第八章 講堂跡(一部抜粋)
・・・前略・・・
「空がとても大きいわ。地面が広いせいか木や建物が低く感じられて、ゆったりと落ち着いて見えます」
あずさが奈良公園のおおらかさを喜んでくれているのを見て、貴一の心配は消えていった。
「向こうに紅葉の綺麗なところがあるから行こう」
二人は浮雲園地を北の方へ歩いて行った。
「ウワー」
感嘆の声をあずさが上げた。カエデが真っ赤に紅葉している。木は大きくなく、趣のある枝ぶりである。紅いいくつもの葉が連なって広がり、浮き上がって見える。陽があたって赤い葉が透けて光り輝いている。紅や黄色のカエデが小さな川を挟んで両側に何本もあり、重なり合ってずっと続いていた。紅葉のトンネルの下に流れている小川は、ところどころ段差のあるところで小さな滝のように水を落としている。木の根本には散ったカエデが茶や赤の色をして敷いたようになっていた。
「写真を撮らせてもらっていいかな? そこに立ってみて」
貴一はポケットに入れていた小型のカメラを出してあずさにレンズを向けた。あずさははにかむようにカエデの木の側に立った。久しぶりにレンズ越しにあずさを見て、その美しい顔が以前にも増して美しくなっていると貴一は思い、何度もシャッターを押した。
川に沿ってなだらかな斜面を上って行く。あずさは貴一についていきながら川岸のそこかしこに鹿の姿を見た。一頭の鹿のみが角を生やしているのを見て、他の鹿が角切りをされ、この鹿だけが角を切られなかったのだと気付いた。

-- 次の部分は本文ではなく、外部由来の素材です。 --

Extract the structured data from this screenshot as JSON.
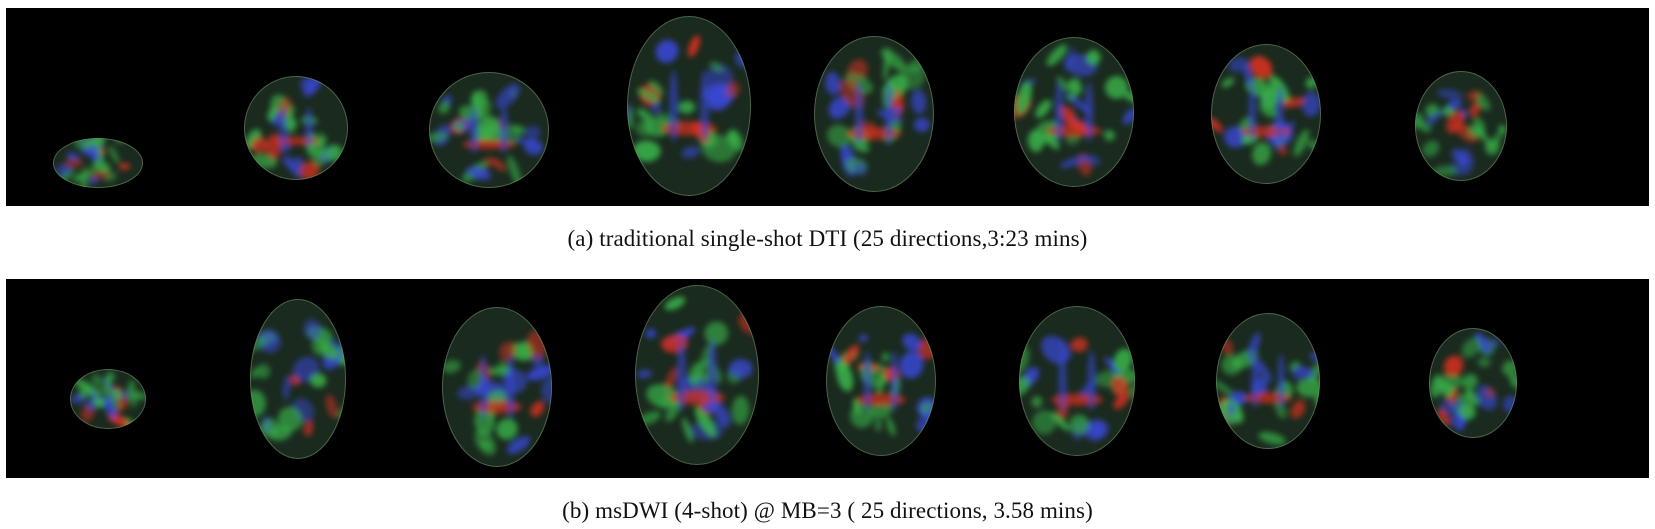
{
  "figure": {
    "panels": [
      {
        "caption": "(a)  traditional single-shot DTI (25 directions,3:23 mins)",
        "slice_count": 8
      },
      {
        "caption": "(b)  msDWI (4-shot) @ MB=3 ( 25 directions, 3.58 mins)",
        "slice_count": 8
      }
    ],
    "colors": {
      "background": "#000000",
      "red": "#d83020",
      "green": "#38b048",
      "blue": "#3848d8"
    }
  }
}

「この川は吉城(よしき)川(がわ)といって、奈良公園でカエデが一番綺麗なところなんだ」
貴一の説明にあずさは頷き、感動の面持ちで真っ赤なもみじを観ていた。貴一は、あずさが秋のひんやりした空気で寒くないだろうかと一瞬気にかかったが、陽が射しているから大丈夫だろうと思った。橋がある。橋に書いてある名前をあずさは読んだ。
「春日野橋」
確か燈花会の時も小さな橋を渡ったような気がする。この橋だったのかとあずさは思う。あの時は夜だったから、木々がこんなに美しく紅葉するカエデだったとは想像もしなかった。橋を渡った先は広大な白い芝生の野であり、空には大仏殿の大きな屋根とふたつの輝く鴟尾が見えた。
「ここが春日野園地」
しばし二人は広い園地と青空にくっきりと建つ大きな屋根に見とれた。